Q: Who typically uses it?

A: Mobile OEMs, sensor/module vendors, biometric algorithm developers, independent conformity assessment and test laboratories, procurement and compliance teams, security architects and regulators referencing PAD test profiles. Test labs use it to design mobile PAD evaluations; vendors use it to prepare solutions for testing.

Q: Is it current or superseded?

A: Current. The 2024 edition (Edition 2, published February 2024) is the active version and replaces the earlier 2020 edition (which was withdrawn).

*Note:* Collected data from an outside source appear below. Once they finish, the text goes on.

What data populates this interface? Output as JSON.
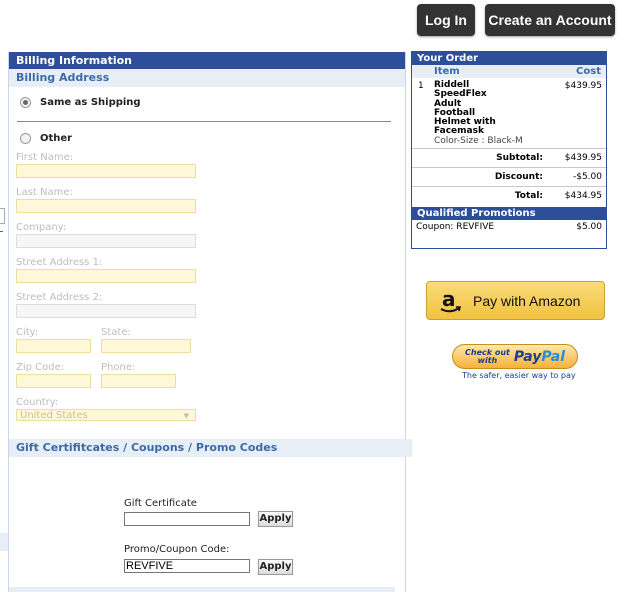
{
  "header": {
    "login_label": "Log In",
    "create_account_label": "Create an Account"
  },
  "billing": {
    "title": "Billing Information",
    "address_title": "Billing Address",
    "same_as_shipping_label": "Same as Shipping",
    "same_as_shipping_selected": true,
    "other_label": "Other",
    "fields": {
      "first_name": "First Name:",
      "last_name": "Last Name:",
      "company": "Company:",
      "street1": "Street Address 1:",
      "street2": "Street Address 2:",
      "city": "City:",
      "state": "State:",
      "zip": "Zip Code:",
      "phone": "Phone:",
      "country": "Country:"
    },
    "country_value": "United States"
  },
  "gift": {
    "title": "Gift Certifitcates / Coupons / Promo Codes",
    "gift_certificate_label": "Gift Certificate",
    "gift_certificate_value": "",
    "promo_label": "Promo/Coupon Code:",
    "promo_value": "REVFIVE",
    "apply_label": "Apply"
  },
  "order": {
    "title": "Your Order",
    "col_item": "Item",
    "col_cost": "Cost",
    "items": [
      {
        "qty": "1",
        "name_lines": [
          "Riddell",
          "SpeedFlex",
          "Adult",
          "Football",
          "Helmet with",
          "Facemask"
        ],
        "variant": "Color-Size : Black-M",
        "price": "$439.95"
      }
    ],
    "subtotal_label": "Subtotal:",
    "subtotal_value": "$439.95",
    "discount_label": "Discount:",
    "discount_value": "-$5.00",
    "total_label": "Total:",
    "total_value": "$434.95",
    "promotions_title": "Qualified Promotions",
    "promotion_label": "Coupon: REVFIVE",
    "promotion_value": "$5.00"
  },
  "payments": {
    "amazon_label": "Pay with Amazon",
    "amazon_icon": "amazon-logo-icon",
    "paypal_checkout_line1": "Check out",
    "paypal_checkout_line2": "with",
    "paypal_logo_part1": "Pay",
    "paypal_logo_part2": "Pal",
    "paypal_tagline": "The safer, easier way to pay"
  },
  "colors": {
    "panel_header": "#2d4f9a",
    "subheader_bg": "#e8eef6",
    "subheader_text": "#3b6aa8",
    "required_field_bg": "#fff8d8",
    "top_button_bg": "#333333"
  }
}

Q: Is it part of a series?

A: Yes — it is Part 4 of the ISO/IEC 30107 series on biometric presentation attack detection. Other parts include ISO/IEC 30107-1 (framework/terms) and ISO/IEC 30107-3 (testing and reporting), which are closely related.

Q: What are the key keywords?

A: PAD, presentation attack detection, mobile biometrics, on-device recognition, biometric module testing, liveness detection, ISO/IEC 30107-4.